During the distributed transaction, in case of rollback, there could be an amount of time when the records appear changed before they are rollbacked.
Split brain network problem
OrientDB guarantees strong consistency if it's configured to have a writeQuorum
set to a value as the majority of the number of nodes. If you have 5 nodes, it's 3, but if you have 4 nodes, it's still 3 to have a majority. While writeQuorum
setting can be configured at database and cluster level too, it's not suggested to set a value minor than the majority of nodes, because in case of re-merge of the 2 split networks, you'd have both network partitions with updated data and OrientDB doesn't support (yet) the merging of 2 non read-only networks. So the suggestion is to always provide a writeQuorum
with a value to, at least, the majority of the nodes.
Conflict Resolution Policy
In case of an even number of servers or when database are not aligned, OrientDB uses a Conflict Resolution Strategy chain. This default chain is defined as a global setting (distributed.conflictResolverRepairerChain
):
-Ddistributed.conflictResolverRepairerChain=majority,content,version
The Conflict Resolution Strategy implementation are called in chain following the declaration order until a winner is selected. In the default configuration (above):
- is first checked if there is a strict majority for the record in terms of record versions. If the majority exists, the winner is selected
- if no strict majority was found, the record content is analyzed. If the majority is reached by founding a record with different versions but equal content, then that record will be the winner by using the higher version between them
- if no majority has been found with the content, then the higher version wins (supposing an higher version means the most update record)
OrientDB Enterprise Edition supports the additional Data Center Conflict Resolution (dc
).
At the end of the chain, if no winner is found, the records are untouched and only a manual intervention can decide who is the winner. In this case a WARNING message is displayed in the console with text Auto repair cannot find a winner for record <rid> and the following groups of contents: [<records>]
.
Limitations
OrientDB v2.2.x has some limitations you should notice when you work in Distributed Mode:
- In memory database is not supported.
- Importing a database while running distributed is not supported. Import the database in non-distributed mode and then run the OrientDB in distributed mode.
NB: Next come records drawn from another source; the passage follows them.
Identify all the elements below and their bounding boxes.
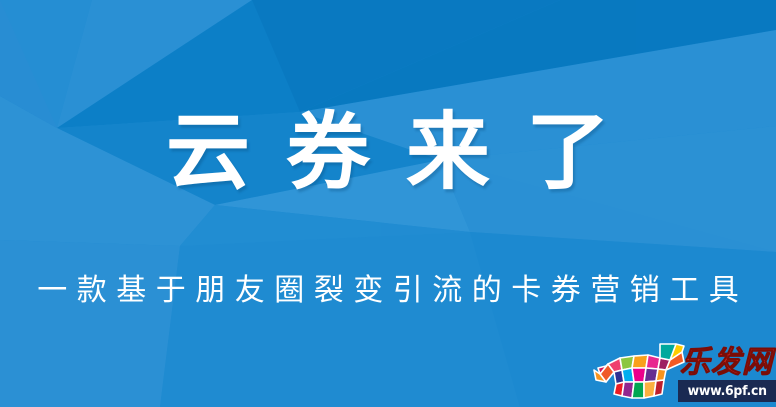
site-watermark: 乐 发 网 www.6pf.cn (592, 336, 776, 407)
brand-logotype: 乐 发 网 (678, 340, 776, 384)
url-bar: www.6pf.cn (678, 380, 776, 402)
brand-char-fa: 发 (711, 345, 745, 380)
brand-char-wang: 网 (742, 345, 776, 380)
site-url: www.6pf.cn (687, 384, 766, 399)
promo-banner: 云券来了 一款基于朋友圈裂变引流的卡券营销工具 (0, 0, 776, 407)
brand-char-le: 乐 (680, 345, 713, 380)
polygonal-bull-icon (592, 338, 688, 404)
- With releases < v2.2.6 the creation of a database on multiple nodes could cause synchronization problems when clusters are automatically created. Please create the databases before to run in distributed mode.
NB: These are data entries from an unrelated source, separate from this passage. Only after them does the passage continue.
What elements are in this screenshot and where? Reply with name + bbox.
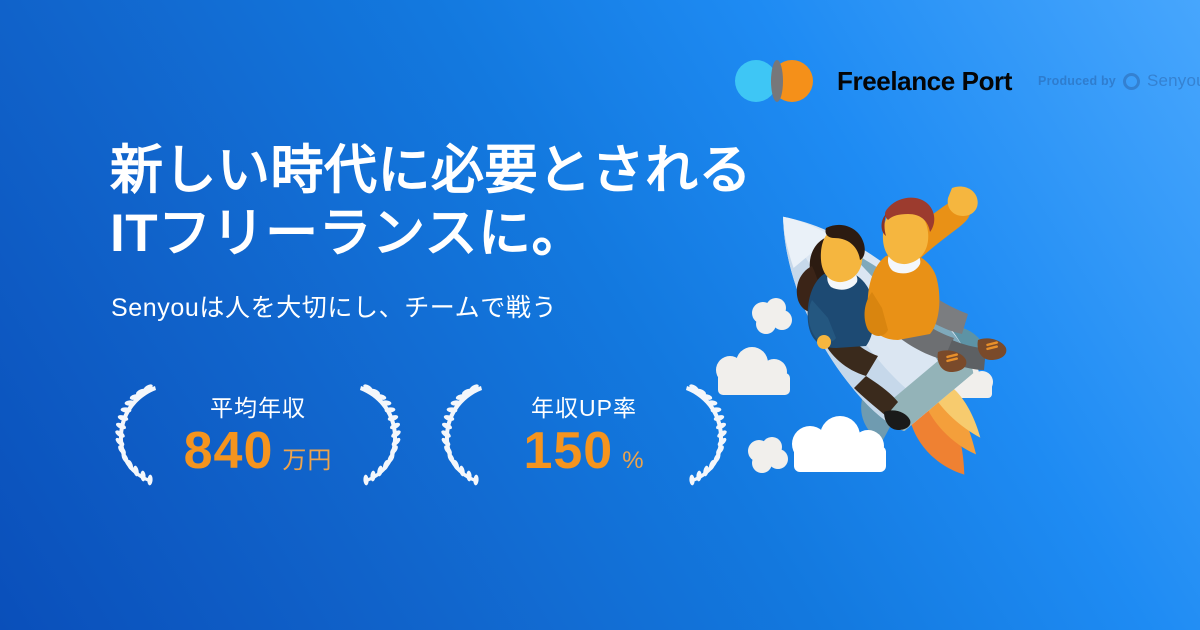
stat-body: 年収UP率 150 % [486,378,682,488]
produced-by-group: Produced by Senyou [1038,71,1200,91]
headline-line-2: ITフリーランスに。 [110,203,752,266]
stat-unit: % [622,449,644,473]
stat-value: 150 % [523,425,644,477]
hero-subtitle: Senyouは人を大切にし、チームで戦う [111,288,557,324]
stat-number: 150 [523,425,613,477]
stat-value: 840 万円 [184,425,333,477]
stats-group: 平均年収 840 万円 [108,378,734,488]
stat-card-average-income: 平均年収 840 万円 [108,378,408,488]
stat-card-income-up-rate: 年収UP率 150 % [434,378,734,488]
venn-two-circles-icon [735,60,823,102]
page-title: 新しい時代に必要とされる ITフリーランスに。 [110,140,752,265]
cloud-icon [748,437,788,473]
brand-name: Freelance Port [837,66,1012,97]
hero-banner: Freelance Port Produced by Senyou 新しい時代に… [0,0,1200,630]
stat-label: 平均年収 [210,389,306,423]
cloud-icon [752,298,792,334]
laurel-wreath-icon [356,378,404,488]
rocket-with-two-people-illustration [700,150,1120,510]
laurel-wreath-icon [438,378,486,488]
brand-bar: Freelance Port Produced by Senyou [735,60,1200,102]
stat-number: 840 [184,425,274,477]
stat-label: 年収UP率 [531,389,637,423]
headline-line-1: 新しい時代に必要とされる [110,140,752,203]
stat-body: 平均年収 840 万円 [160,378,356,488]
cloud-icon [716,347,790,395]
logo-circle-overlap [771,60,783,102]
senyou-ring-icon [1123,73,1140,90]
produced-by-label: Produced by [1038,74,1116,88]
stat-unit: 万円 [282,449,332,473]
partner-name: Senyou [1147,71,1200,91]
laurel-wreath-icon [112,378,160,488]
- Constraints with distributed databases could cause problems because some operations are executed at 2 steps: create + update. For example in some circumstance edges could be first created, then updated, but constraints like MANDATORY and NOTNULL against fields would fail at the first step making the creation of edges not possible on distributed mode.
- Auto-Sharding is not supported in the common meaning of Distributed Hash Table (DHT). Selecting the right shard (cluster) is up to the application. This will be addressed by next releases.
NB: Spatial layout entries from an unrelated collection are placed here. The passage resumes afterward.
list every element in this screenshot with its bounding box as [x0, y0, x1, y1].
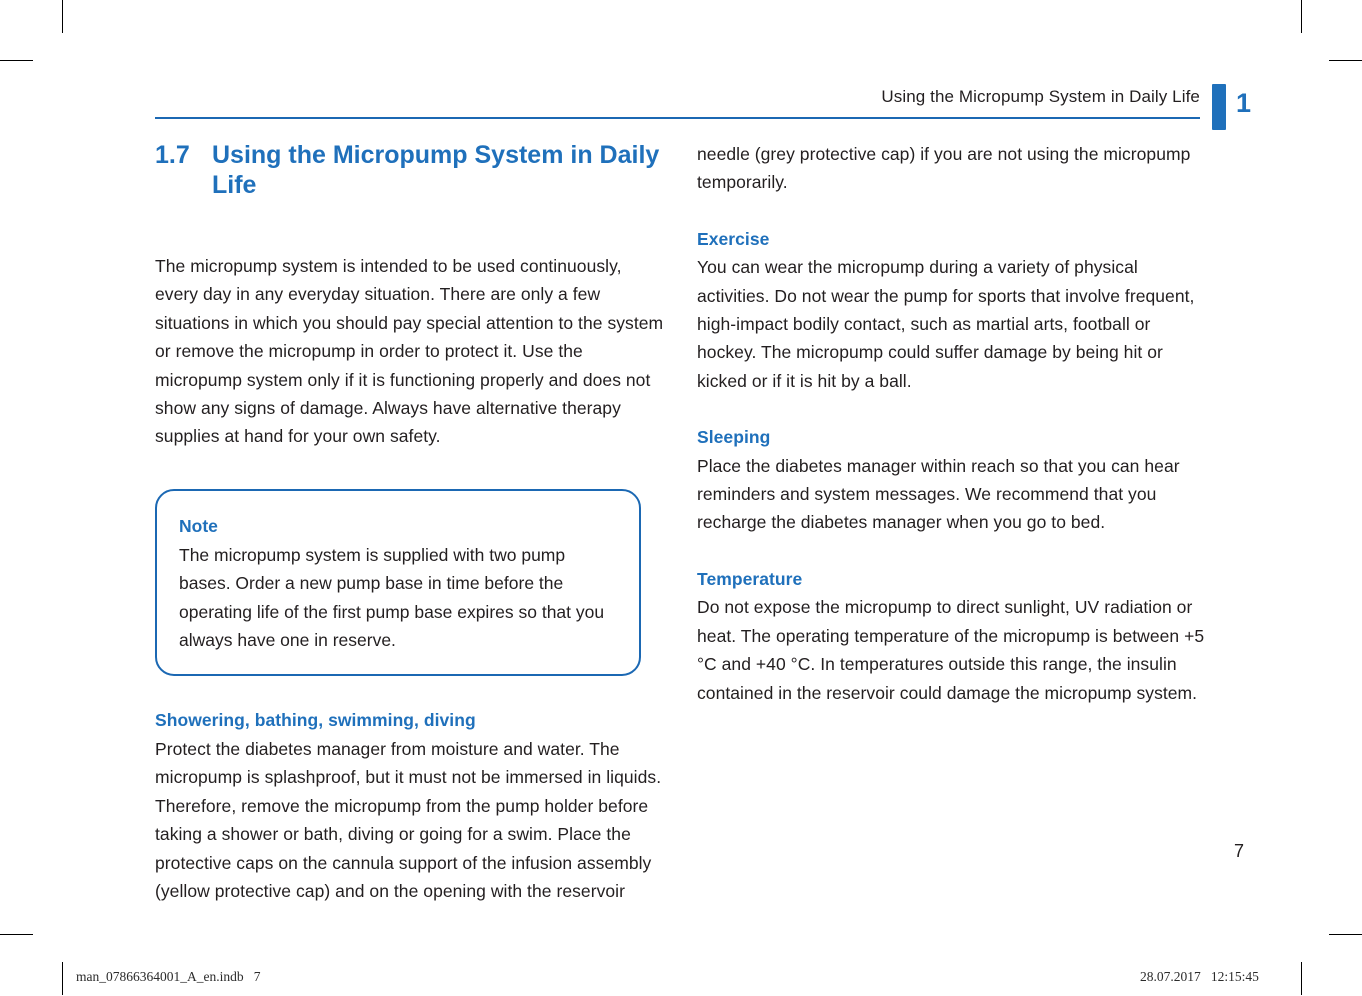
slug-datetime: 28.07.2017 12:15:45	[1140, 968, 1259, 986]
paragraph-showering: Protect the diabetes manager from moistu…	[155, 735, 665, 905]
paragraph-exercise: You can wear the micropump during a vari…	[697, 253, 1207, 395]
chapter-tab-bar	[1212, 84, 1226, 130]
crop-mark-top-right-horizontal	[1329, 60, 1362, 61]
page-number: 7	[1234, 840, 1244, 862]
note-body: The micropump system is supplied with tw…	[179, 541, 617, 655]
spacer-before-sleeping	[697, 395, 1207, 423]
intro-paragraph: The micropump system is intended to be u…	[155, 252, 665, 451]
running-header-title: Using the Micropump System in Daily Life	[155, 86, 1200, 108]
running-header: Using the Micropump System in Daily Life	[155, 86, 1200, 108]
section-heading: 1.7 Using the Micropump System in Daily …	[155, 140, 665, 200]
section-title: Using the Micropump System in Daily Life	[212, 140, 665, 200]
crop-mark-bottom-right-vertical	[1301, 962, 1302, 995]
paragraph-showering-continuation: needle (grey protective cap) if you are …	[697, 140, 1207, 197]
subheading-temperature: Temperature	[697, 565, 1207, 593]
spacer-before-temperature	[697, 537, 1207, 565]
paragraph-sleeping: Place the diabetes manager within reach …	[697, 452, 1207, 537]
section-number: 1.7	[155, 140, 212, 200]
chapter-number: 1	[1236, 88, 1251, 118]
crop-mark-top-left-vertical	[62, 0, 63, 33]
slug-filename: man_07866364001_A_en.indb 7	[76, 968, 261, 986]
crop-mark-bottom-right-horizontal	[1329, 934, 1362, 935]
header-rule	[155, 117, 1200, 119]
note-title: Note	[179, 513, 617, 540]
crop-mark-bottom-left-horizontal	[0, 934, 33, 935]
left-column: 1.7 Using the Micropump System in Daily …	[155, 140, 665, 905]
spacer-after-heading	[155, 200, 665, 252]
subheading-showering: Showering, bathing, swimming, diving	[155, 706, 665, 734]
subheading-exercise: Exercise	[697, 225, 1207, 253]
subheading-sleeping: Sleeping	[697, 423, 1207, 451]
printed-page: Using the Micropump System in Daily Life…	[0, 0, 1362, 996]
paragraph-temperature: Do not expose the micropump to direct su…	[697, 593, 1207, 707]
crop-mark-top-left-horizontal	[0, 60, 33, 61]
right-column: needle (grey protective cap) if you are …	[697, 140, 1207, 707]
spacer-before-exercise	[697, 197, 1207, 225]
crop-mark-bottom-left-vertical	[62, 962, 63, 995]
crop-mark-top-right-vertical	[1301, 0, 1302, 33]
note-box: Note The micropump system is supplied wi…	[155, 489, 641, 677]
spacer-after-note	[155, 676, 665, 706]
- Sharded Indexes are not supported yet, so creating a UNIQUE index against a sharded class doesn't guarantee a key to be unique. This will be addressed with Auto-sharding in the further releases.
- Hot change of distributed configuration is available only in Enterprise Edition (commercial licensed).
- Not complete merging of results for all the projections when running on sharder configuration. Some functions like AVG() doesn’t work on map/reduce.